Никто не обратил внимания на норвежского моряка с живыми черными глазами, севшего в самолет, следовавший дневным рейсом из Лиссабона в Мадрид, и тихонько устроившегося в самом конце салона. В кармане у него был норвежский паспорт на имя Олафа Христианссона, моряка, уроженца Осло. Этим же рейсом летела целая компания норвежцев, однако их тихий соотечественник не спешил вступить с ними в разговор. Да он и не мог бы: ведь он не знал ни слова по-норвежски.
В мадридском аэропорту коренастый приземистый человечек с румянцем на щеках подскочил к нему из толпы.
— Вы Фриц? — шепнул он.
— Да, — ответил Чапмен. — Красавчик Альбер.
В отеле «Флорида» Чапмен пообедал жареной свининой, выпил бутылку терпкого испанского вина, после чего проспал двенадцать часов. Следующие пять дней он помнил смутно. Эдди потерял счет безымянным немецким визитерам, которые приходили и уходили, задавали одни и те же либо слабо различавшиеся вопросы. Эти допросы проходили в его номере в отеле, в холле на первом этаже или в близлежащих кафе. Розовощекий немец выдал ему 3 тысячи песет, предположив, что, возможно, ему захочется закупить что-нибудь из одежды, чай, кофе или «что-нибудь еще, что трудно достать в оккупированной Европе». Итак, ему предстояло возвращение во Францию. По мадридским улицам за Чапменом осторожно следовала маленькая улыбающаяся тень.

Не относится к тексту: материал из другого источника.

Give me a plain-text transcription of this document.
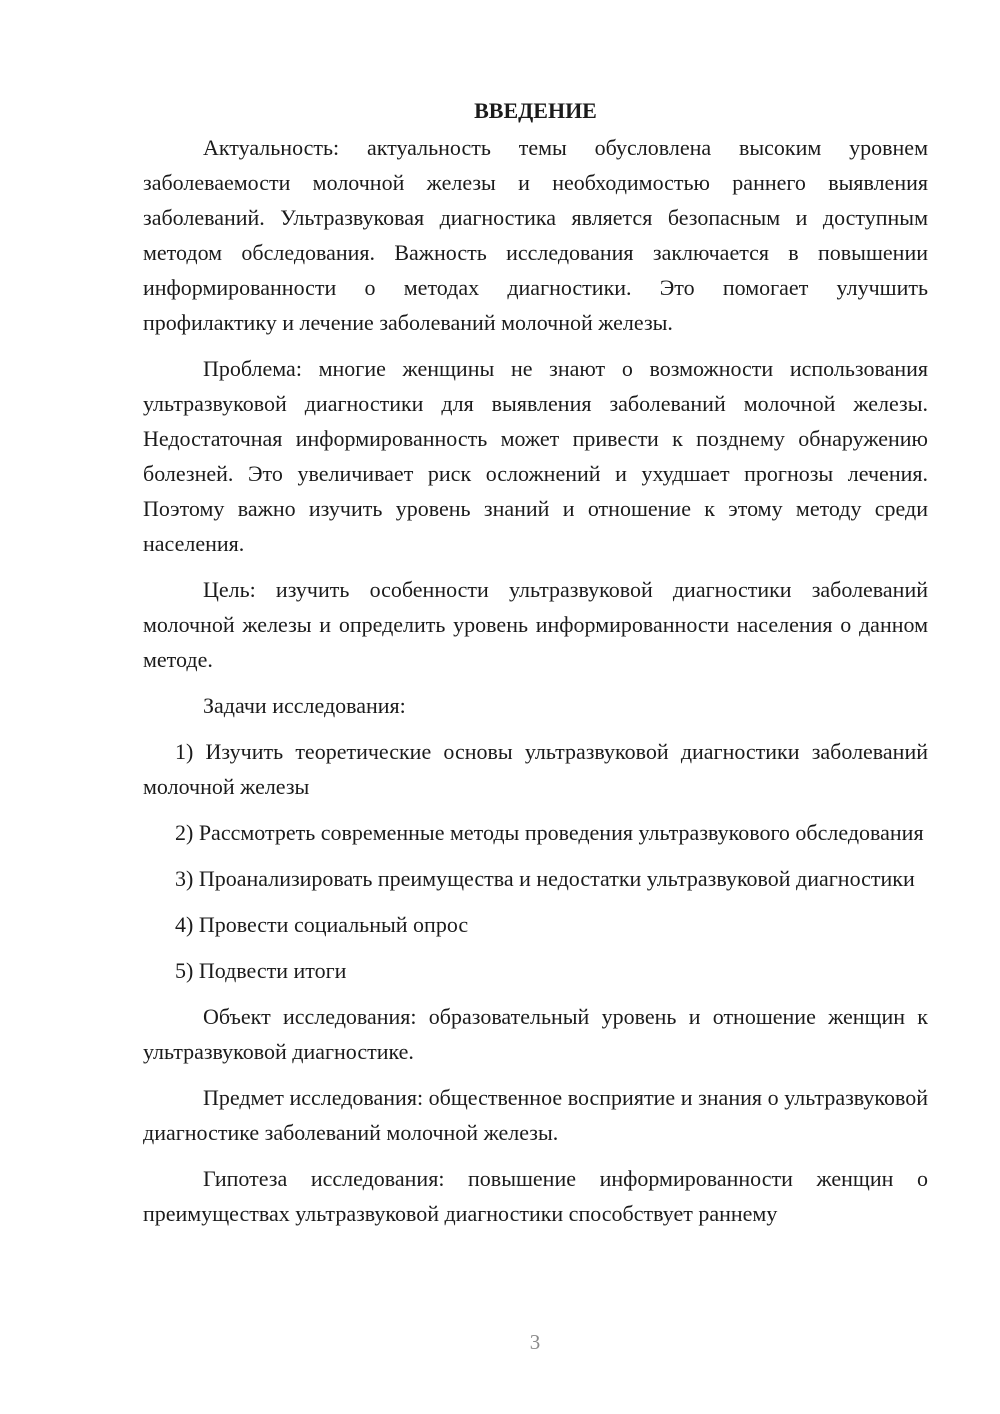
ВВЕДЕНИЕ

Актуальность: актуальность темы обусловлена высоким уровнем заболеваемости молочной железы и необходимостью раннего выявления заболеваний. Ультразвуковая диагностика является безопасным и доступным методом обследования. Важность исследования заключается в повышении информированности о методах диагностики. Это помогает улучшить профилактику и лечение заболеваний молочной железы.

Проблема: многие женщины не знают о возможности использования ультразвуковой диагностики для выявления заболеваний молочной железы. Недостаточная информированность может привести к позднему обнаружению болезней. Это увеличивает риск осложнений и ухудшает прогнозы лечения. Поэтому важно изучить уровень знаний и отношение к этому методу среди населения.

Цель: изучить особенности ультразвуковой диагностики заболеваний молочной железы и определить уровень информированности населения о данном методе.

Задачи исследования:

1) Изучить теоретические основы ультразвуковой диагностики заболеваний молочной железы

2) Рассмотреть современные методы проведения ультразвукового обследования

3) Проанализировать преимущества и недостатки ультразвуковой диагностики

4) Провести социальный опрос

5) Подвести итоги

Объект исследования: образовательный уровень и отношение женщин к ультразвуковой диагностике.

Предмет исследования: общественное восприятие и знания о ультразвуковой диагностике заболеваний молочной железы.

Гипотеза исследования: повышение информированности женщин о преимуществах ультразвуковой диагностики способствует раннему

3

Человек, который первым опрашивал его в Лиссабоне и которого МИ-5 позже идентифицировала как офицера абвера Конрада Вайснера, появился в отеле «Флорида» и объявил, что будет сопровождать Чапмена в Париж. В отдельном спальном купе Чапмен лежал без сна, пока поезд в темноте громыхал мимо станций: Сан-Себастьян, Ирон, Хенде, Бордо. На рассвете 28 марта поезд прибыл на вокзал д'Орсэ. На перроне его уже ждал Альберт Шель, его луноликий собутыльник из Нанта, тот самый Красавчик Альбер — первое из увиденных им знакомых лиц. Они обнялись как старые друзья; по дороге на квартиру абвера на улице Луинь Чапмен поинтересовался, где доктор Грауманн. Понизив голос, чтобы водитель не услышал его слов, Альберт прошептал, что Грауманн, «попав в опалу», был отправлен на Восточный фронт.
Причины изгнания фон Грёнинга до сих пор неясны. Позже Чапмену рассказали, что его шеф поссорился с главой парижского отделения абвера и его тихо убрали, использовав как предлог злоупотребление алкоголем. Сам фон Грёнинг позже объявил, что собирался послать за Чапменом подводную лодку, однако начальство запретило ему это, и он навлек на себя немилость, яростно отстаивая свое решение. Также вполне возможно, что лояльность фон Грёнинга к Гитлеру была поставлена под сомнение наряду с лояльностью других сотрудников абвера. Так или иначе, фон Грёнингу пришлось покинуть свой пост в Нанте и отправиться в свою старую часть, входившую в группу армий «Центр» и воевавшую на русском фронте.
Чапмен считал доктора Грауманна своим «старым другом», но, что еще важнее, тот был его защитником и патроном. Его уход стал серьезным ударом. Тем временем допросы продолжались. Полковник люфтваффе, провожавший его в Ле-Бурже, и пилот, лейтенант Шлихтинг, расспрашивали его о прыжке и приземлении. Следующим был армейский офицер, безымянный и недружелюбный, за ним появился какой-то гражданский, забросавший его пятью десятками вопросов о британских военных базах и вооружениях, ни на один из которых Чапмен не знал ответа. Кого бы Чапмен ни спрашивал про доктора Грауманна, — от всех он получал уклончивые ответы, из которых следовало, что тот находится «где-то на Восточном фронте». В конце концов Эдди, собрав всю свою храбрость, заявил, что хочет немедленно видеть доктора Грауманна и что «он больше ни перед кем не будет отчитываться о своей работе и не останется под началом другого человека». Однако его просьба, равно как и сквозившее в ней неприкрытое раздражение, была оставлена без внимания, — по крайней мере, так казалось.